With filming expected to continue until late March, and the production involving a 100 locally based supporting artists, extras as well and cast and crew who are being housed in local hotels and apartments, the production represents a significant investment into the city.
But this is far from the first time that Sheffield and its distinctive architecture and landmark buildings have been used in blockbusting productions. In fact Sheffield prides itself on being a film friendly city, with Sheffield City Council actively promoting the area as a film-friendly destination, a heritage and culture-rich location, working with partners such as Screen Yorkshire and South Yorkshire Filmmakers Network to attract film makers.
Built on seven hills, and one of the greenest places in the UK Sheffield provides film makers with a showcase for the Peak District National Park together with a vibrant and evolving urban centre that includes award winning public spaces, brutalist architecture, heritage landmarks and innovative modern buildings.
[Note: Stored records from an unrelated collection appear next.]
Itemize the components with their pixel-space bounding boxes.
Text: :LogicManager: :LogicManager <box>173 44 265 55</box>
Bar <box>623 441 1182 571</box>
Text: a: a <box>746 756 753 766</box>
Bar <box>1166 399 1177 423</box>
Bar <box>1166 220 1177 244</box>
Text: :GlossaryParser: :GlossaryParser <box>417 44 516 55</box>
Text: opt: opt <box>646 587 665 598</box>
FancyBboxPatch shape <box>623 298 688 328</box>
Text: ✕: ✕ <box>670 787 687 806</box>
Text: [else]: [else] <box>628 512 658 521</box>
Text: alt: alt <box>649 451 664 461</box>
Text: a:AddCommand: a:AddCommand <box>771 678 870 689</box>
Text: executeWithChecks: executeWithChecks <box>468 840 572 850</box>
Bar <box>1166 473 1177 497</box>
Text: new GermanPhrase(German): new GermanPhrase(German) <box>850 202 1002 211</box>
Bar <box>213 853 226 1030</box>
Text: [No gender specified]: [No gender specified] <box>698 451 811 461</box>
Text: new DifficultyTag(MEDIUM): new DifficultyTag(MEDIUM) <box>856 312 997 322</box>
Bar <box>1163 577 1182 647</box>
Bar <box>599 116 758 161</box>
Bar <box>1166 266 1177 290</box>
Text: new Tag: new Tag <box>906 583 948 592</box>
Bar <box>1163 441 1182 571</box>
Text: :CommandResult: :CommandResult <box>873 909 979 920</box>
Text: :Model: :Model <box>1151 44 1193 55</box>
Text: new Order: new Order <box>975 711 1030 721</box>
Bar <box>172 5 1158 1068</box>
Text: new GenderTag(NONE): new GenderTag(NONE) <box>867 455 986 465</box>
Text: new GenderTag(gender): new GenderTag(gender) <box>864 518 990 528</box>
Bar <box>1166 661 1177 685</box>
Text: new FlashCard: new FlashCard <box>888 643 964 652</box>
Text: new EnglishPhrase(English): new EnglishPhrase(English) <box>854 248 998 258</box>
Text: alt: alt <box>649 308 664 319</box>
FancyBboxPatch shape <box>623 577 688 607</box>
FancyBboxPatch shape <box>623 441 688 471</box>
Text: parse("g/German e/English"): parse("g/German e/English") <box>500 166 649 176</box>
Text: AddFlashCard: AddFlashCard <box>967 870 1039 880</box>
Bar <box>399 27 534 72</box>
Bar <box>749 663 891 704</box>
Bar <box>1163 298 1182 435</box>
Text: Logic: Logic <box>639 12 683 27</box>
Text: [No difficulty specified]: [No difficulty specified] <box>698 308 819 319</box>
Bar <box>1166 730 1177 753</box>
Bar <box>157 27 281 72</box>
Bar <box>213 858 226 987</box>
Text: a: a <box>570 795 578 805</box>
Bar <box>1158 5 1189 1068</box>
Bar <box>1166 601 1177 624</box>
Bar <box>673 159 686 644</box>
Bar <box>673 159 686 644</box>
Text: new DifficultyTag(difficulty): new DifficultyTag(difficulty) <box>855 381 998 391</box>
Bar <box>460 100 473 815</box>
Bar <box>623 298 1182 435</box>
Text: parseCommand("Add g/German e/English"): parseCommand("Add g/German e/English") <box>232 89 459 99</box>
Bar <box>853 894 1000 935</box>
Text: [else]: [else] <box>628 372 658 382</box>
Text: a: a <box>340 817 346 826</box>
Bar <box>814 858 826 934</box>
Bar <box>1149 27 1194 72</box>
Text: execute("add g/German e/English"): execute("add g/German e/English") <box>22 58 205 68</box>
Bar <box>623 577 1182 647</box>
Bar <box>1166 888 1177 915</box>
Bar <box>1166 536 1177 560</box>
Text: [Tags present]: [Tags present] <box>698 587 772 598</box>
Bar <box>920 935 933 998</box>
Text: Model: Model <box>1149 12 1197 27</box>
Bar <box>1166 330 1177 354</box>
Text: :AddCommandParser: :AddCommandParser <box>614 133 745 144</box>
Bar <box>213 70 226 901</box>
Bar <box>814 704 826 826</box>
The latest incarnation of the iconic traveller in space and time, Doctor Who swapped London and Cardiff for the Steel City, with the Grade II* listed Park Hill Estate just one of the city’s landmarks being used as a filming location. The building was also a significant location in the award winning productions “This is England 88” and “This is England 90”, spin offs from gritty British drama “This is England” (2006).
Sheffield has doubled for Belfast in thriller “’71” (2014) starring Jack O’Connell, who didn’t have to travel far from his home town of Derby, and Croydon in “How to Talk to Girls at Parties“ (2017) which starred Hollywood royalty Nicole Kidman.
The film version of Alan Bennett’s play “The History Boys” (2006) was set and filmed in Sheffield, as was satirical comedy “Four Lions” (2010) and “When Saturday Comes” (1996) features one of the city’s most famous sons Sean Bean, who portrays a drunken Sheffield brewery worker who gets picked up for a local non-league football team before being scouted by Sheffield United.
And last but not least, Sheffield itself is as much of a character as Gaz, Dave or Lomper in the hugely successful and much loved “The Full Monty” (1997), so much so that the premiere was quite rightly hosted in the city.